Putusan yang dikenakan oleh para terdakwa adalah: dibebaskan, 10 tahun penjara, 15-20

tahun penjara, penjara seumur hidup dan hukuman mati digantung.


c. Politik Memori.

Teitel mengemukakan bahwa keempat permasalah utama dalam hal ini disebut

dengan the Politics of Memory. Menurutnya demokratisasi yang terjadi pada abad ke dua

puluh merupakan “most powerfull collective decision makers are selected through fair,

honest, and periodic elections”, bagi kelompok lain transisi berakhir ketika kelompok politis

menerika aturan hukum. Di antara dua kelompok ini mencakup pandangan demokrasi yang

teologis, namun pandangan tersbut tidak dapat diterima karena memasukkan sesuatu yang

bias terhadap demokrasi yang bercorak barat.

3. Beberapa Wacana tentang “Transitology” dan “Consolidology”.

a.
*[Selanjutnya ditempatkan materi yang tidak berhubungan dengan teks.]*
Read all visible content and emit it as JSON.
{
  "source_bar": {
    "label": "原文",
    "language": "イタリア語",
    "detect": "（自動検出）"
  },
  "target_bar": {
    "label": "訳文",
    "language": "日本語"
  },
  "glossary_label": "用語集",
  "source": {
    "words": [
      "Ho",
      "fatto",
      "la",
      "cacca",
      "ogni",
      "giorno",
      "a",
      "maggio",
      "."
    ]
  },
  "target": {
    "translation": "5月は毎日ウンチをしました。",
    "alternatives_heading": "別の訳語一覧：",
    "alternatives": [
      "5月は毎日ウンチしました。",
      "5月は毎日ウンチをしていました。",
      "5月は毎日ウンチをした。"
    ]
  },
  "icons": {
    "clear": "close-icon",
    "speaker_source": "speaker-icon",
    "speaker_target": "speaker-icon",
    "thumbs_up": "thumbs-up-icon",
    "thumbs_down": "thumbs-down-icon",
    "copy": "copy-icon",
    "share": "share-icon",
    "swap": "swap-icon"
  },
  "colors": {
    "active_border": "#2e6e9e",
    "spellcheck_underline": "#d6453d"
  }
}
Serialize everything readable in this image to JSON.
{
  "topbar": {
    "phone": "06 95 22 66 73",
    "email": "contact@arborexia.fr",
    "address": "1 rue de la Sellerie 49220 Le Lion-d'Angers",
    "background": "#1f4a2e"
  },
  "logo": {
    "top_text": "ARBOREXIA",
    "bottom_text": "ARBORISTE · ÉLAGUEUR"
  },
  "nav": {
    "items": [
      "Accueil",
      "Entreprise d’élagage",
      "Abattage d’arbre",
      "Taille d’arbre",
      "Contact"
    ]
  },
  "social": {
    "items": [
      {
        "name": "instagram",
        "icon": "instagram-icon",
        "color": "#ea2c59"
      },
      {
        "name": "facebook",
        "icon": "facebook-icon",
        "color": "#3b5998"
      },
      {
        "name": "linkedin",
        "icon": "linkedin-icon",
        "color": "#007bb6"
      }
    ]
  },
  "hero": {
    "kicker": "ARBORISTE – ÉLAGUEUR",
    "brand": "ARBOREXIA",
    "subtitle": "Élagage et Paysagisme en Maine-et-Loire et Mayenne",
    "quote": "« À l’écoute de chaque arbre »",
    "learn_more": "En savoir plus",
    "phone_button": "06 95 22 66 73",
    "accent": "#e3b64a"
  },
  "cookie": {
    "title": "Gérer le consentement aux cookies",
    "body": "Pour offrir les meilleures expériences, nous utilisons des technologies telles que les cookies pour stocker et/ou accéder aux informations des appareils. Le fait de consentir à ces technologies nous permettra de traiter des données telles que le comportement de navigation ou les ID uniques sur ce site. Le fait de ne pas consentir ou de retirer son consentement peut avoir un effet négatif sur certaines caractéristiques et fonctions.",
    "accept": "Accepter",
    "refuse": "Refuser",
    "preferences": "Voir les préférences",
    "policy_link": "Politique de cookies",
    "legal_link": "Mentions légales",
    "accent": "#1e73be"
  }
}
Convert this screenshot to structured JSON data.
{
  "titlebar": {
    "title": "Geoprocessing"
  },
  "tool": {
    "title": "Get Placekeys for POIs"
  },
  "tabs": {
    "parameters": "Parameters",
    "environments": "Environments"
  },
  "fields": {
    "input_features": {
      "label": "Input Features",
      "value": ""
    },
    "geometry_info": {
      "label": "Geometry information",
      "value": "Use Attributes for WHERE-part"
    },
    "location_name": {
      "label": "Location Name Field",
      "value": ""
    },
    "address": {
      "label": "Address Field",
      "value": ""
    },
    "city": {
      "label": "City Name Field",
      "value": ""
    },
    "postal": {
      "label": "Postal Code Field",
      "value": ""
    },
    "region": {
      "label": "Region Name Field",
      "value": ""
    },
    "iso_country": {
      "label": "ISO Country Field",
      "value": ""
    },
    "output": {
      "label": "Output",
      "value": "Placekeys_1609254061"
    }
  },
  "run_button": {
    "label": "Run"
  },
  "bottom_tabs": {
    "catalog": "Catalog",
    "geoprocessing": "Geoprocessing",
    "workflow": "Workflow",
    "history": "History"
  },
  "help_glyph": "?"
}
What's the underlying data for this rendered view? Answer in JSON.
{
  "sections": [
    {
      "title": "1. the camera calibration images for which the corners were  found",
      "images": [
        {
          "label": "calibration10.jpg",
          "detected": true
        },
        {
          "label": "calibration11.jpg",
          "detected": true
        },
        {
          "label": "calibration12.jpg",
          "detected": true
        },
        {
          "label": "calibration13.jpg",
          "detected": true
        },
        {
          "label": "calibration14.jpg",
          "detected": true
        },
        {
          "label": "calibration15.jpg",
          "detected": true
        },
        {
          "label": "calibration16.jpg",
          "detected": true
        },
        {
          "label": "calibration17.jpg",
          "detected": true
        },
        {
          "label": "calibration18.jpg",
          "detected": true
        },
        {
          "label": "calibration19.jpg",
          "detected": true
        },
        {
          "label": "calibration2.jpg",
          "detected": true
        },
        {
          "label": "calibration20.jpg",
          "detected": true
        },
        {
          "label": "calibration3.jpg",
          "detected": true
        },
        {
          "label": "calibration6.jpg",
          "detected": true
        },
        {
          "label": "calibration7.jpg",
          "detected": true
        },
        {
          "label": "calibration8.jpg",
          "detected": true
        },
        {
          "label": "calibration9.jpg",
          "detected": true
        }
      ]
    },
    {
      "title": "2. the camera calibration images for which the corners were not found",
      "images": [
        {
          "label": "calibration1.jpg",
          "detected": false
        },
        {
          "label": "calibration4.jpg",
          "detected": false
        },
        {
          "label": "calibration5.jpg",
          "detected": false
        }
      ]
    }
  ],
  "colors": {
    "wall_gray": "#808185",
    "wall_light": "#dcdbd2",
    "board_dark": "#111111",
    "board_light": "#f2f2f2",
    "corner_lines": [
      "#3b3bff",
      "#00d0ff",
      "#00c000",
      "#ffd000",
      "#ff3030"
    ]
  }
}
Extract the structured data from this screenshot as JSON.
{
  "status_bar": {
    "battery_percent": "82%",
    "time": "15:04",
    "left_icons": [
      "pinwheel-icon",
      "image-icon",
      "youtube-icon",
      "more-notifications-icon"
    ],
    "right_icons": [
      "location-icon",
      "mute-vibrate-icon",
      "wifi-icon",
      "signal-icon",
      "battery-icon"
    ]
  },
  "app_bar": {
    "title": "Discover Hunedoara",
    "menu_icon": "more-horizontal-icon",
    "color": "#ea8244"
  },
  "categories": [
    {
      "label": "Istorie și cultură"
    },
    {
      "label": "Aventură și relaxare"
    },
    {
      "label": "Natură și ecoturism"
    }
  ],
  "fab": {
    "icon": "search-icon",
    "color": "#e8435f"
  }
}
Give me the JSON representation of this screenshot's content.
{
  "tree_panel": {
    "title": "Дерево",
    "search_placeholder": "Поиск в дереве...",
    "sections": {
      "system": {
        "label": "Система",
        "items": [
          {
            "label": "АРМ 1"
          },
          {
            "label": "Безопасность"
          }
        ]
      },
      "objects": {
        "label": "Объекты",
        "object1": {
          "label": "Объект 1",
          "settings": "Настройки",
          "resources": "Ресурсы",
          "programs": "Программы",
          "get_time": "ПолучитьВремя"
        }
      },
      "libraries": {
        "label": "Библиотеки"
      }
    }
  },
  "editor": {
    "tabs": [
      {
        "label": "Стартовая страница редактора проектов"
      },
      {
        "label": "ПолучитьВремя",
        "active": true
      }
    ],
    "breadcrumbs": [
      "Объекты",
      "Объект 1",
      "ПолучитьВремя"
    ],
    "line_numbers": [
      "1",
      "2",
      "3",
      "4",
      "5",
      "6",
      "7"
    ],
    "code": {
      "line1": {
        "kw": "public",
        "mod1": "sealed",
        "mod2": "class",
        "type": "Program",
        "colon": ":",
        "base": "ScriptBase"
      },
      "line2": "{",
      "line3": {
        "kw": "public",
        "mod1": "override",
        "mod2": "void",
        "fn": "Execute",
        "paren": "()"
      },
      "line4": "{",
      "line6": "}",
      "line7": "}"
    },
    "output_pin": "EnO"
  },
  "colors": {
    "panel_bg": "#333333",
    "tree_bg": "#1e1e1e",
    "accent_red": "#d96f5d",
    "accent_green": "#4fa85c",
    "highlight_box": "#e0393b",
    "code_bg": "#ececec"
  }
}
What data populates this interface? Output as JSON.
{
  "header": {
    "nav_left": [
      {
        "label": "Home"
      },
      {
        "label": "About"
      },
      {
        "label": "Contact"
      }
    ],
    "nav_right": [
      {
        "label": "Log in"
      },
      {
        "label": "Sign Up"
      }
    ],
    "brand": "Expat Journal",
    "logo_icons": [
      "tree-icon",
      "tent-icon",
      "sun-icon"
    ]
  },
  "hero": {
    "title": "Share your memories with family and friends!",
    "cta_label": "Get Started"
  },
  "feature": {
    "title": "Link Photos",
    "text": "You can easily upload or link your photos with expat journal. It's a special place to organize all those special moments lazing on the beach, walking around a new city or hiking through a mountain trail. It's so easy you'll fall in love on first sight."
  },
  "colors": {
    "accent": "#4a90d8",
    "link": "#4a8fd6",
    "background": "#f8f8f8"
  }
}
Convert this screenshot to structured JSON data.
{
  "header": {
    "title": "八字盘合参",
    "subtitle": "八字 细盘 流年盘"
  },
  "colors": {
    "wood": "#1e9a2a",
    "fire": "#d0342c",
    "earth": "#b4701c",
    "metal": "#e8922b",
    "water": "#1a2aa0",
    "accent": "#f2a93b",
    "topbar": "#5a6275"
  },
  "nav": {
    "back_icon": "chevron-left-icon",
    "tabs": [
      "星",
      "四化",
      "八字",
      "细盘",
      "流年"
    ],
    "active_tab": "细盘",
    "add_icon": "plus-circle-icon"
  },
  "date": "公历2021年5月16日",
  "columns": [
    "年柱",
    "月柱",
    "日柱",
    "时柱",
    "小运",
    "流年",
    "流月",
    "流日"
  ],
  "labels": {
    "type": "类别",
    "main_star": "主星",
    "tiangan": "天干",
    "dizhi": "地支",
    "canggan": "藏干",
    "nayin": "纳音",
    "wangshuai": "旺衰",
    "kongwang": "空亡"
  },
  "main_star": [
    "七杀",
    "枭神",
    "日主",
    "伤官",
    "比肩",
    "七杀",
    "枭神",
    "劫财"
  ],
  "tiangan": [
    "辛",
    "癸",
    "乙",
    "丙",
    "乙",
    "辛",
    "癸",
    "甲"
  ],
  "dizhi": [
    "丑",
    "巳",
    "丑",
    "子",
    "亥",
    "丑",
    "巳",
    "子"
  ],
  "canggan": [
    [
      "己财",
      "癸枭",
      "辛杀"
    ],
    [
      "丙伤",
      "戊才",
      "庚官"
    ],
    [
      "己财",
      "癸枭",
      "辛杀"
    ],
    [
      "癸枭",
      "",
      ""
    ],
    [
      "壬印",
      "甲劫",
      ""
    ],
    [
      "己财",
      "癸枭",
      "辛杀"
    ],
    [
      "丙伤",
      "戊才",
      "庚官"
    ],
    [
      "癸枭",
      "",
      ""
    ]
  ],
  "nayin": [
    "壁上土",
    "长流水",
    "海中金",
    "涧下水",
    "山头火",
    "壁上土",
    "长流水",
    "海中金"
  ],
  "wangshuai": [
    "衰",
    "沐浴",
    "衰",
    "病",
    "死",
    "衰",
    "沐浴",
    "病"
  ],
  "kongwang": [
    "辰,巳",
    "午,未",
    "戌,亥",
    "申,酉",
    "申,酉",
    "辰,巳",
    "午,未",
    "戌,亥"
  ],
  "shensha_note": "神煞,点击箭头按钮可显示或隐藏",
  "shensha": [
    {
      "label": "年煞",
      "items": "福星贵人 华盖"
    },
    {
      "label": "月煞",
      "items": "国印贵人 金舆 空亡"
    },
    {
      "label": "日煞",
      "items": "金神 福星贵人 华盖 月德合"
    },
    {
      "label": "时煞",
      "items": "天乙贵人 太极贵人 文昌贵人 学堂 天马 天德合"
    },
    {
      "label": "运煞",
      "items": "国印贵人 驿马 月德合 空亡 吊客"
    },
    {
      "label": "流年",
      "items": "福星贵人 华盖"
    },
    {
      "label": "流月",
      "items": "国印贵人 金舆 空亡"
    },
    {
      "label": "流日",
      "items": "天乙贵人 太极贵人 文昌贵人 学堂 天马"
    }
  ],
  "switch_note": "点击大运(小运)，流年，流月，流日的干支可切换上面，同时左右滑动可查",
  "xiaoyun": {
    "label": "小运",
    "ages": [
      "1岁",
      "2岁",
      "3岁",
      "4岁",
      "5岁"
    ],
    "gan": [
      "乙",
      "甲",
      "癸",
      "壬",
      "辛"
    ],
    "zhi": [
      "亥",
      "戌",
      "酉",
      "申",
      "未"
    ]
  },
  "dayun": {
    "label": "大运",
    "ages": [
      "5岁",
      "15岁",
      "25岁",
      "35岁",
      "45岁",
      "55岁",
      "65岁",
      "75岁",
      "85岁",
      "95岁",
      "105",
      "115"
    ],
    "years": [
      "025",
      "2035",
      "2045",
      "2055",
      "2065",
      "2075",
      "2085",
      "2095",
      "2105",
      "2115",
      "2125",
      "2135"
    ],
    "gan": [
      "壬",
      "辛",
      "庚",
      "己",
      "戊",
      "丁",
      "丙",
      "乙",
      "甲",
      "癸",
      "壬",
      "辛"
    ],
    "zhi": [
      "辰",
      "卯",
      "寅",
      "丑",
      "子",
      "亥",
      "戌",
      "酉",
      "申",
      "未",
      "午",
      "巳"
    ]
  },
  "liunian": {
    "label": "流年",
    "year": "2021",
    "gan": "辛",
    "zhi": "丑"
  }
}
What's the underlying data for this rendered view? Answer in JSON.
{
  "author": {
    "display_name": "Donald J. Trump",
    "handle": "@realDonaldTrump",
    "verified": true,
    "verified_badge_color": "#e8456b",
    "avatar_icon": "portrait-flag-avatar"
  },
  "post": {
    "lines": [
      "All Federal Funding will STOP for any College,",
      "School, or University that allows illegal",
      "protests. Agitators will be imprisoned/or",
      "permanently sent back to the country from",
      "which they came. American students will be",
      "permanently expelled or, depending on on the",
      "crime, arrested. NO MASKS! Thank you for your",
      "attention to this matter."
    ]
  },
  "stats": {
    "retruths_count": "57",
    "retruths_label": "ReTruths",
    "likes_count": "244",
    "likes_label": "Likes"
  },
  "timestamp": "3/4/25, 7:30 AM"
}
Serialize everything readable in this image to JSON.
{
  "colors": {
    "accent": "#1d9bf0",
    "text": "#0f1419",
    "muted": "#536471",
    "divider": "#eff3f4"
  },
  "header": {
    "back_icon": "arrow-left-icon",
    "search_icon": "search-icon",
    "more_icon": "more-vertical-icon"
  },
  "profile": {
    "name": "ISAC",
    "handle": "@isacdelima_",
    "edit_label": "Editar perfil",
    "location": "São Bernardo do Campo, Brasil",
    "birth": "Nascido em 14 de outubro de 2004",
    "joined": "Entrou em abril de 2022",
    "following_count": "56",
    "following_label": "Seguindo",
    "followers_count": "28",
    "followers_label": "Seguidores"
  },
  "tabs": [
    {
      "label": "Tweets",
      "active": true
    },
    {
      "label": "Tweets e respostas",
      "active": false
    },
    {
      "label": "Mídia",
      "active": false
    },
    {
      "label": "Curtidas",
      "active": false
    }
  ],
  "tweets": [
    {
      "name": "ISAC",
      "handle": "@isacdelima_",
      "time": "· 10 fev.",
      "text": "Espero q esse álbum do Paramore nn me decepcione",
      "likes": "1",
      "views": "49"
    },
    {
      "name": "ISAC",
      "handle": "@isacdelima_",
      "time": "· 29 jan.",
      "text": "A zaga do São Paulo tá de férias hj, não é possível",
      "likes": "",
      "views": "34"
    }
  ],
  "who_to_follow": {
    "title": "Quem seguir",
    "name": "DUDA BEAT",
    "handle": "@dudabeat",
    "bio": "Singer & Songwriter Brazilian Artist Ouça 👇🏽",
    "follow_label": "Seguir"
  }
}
Tentang Terminologi “Transitology” dan “Consolidology”.

Schmitter menyatakan This neo-and, Perhaps, Pseudo-Science Would Explain and

Hopefully, Guide the way from and autocratic to a democratic regime. “Wily Florentine” was

the first Great Political Theorist, not only to treat political outcomes as the artefactual and

contingent product of human collective action, but also to recognize the spesific problematocs

and dynamics of regime change. Consolidology has no such obvious a patron saint. It reflects

a much more consistent preoccupation among students of politics with the conditions

underlying regime stability.

b. Kemungkinan Kontradiksi antara Kedua Subdisiplin.

Kelompok komsolidologis harus bergeser dari cara berpikir konteks”Politik sebab-

akibat” ke analisis suatu bentuk yang lebih pasti “rasionalitas yang meyakinkan”, kedua

kondisinya dihubungkan dengan kelas kapitalis, pecahan etnis, budaya lama, konflik status

dan antagoisme internasional, yang didukung oleh politisi profesional yang mengisi pernanan

yang lebih dapat diperkirakan namun tidak berisiko.


c. Sebelas Refleksi Schmitter tentang “Consolidology”.

Sebelas refleksi yang dikemukakan oleh phillipe adalah:

(1) Refleksi Pertama: Demokrasi bukan merupakan suatu hal yang tidak dapat dihindarkan,

dicabut atau diubah. Demokrasi tidak dibutuhkan untuk memenuhi fungsional dari

kapitalisme atau tidak merepon kepada beberapa keharusan etis dari revolusi sosial.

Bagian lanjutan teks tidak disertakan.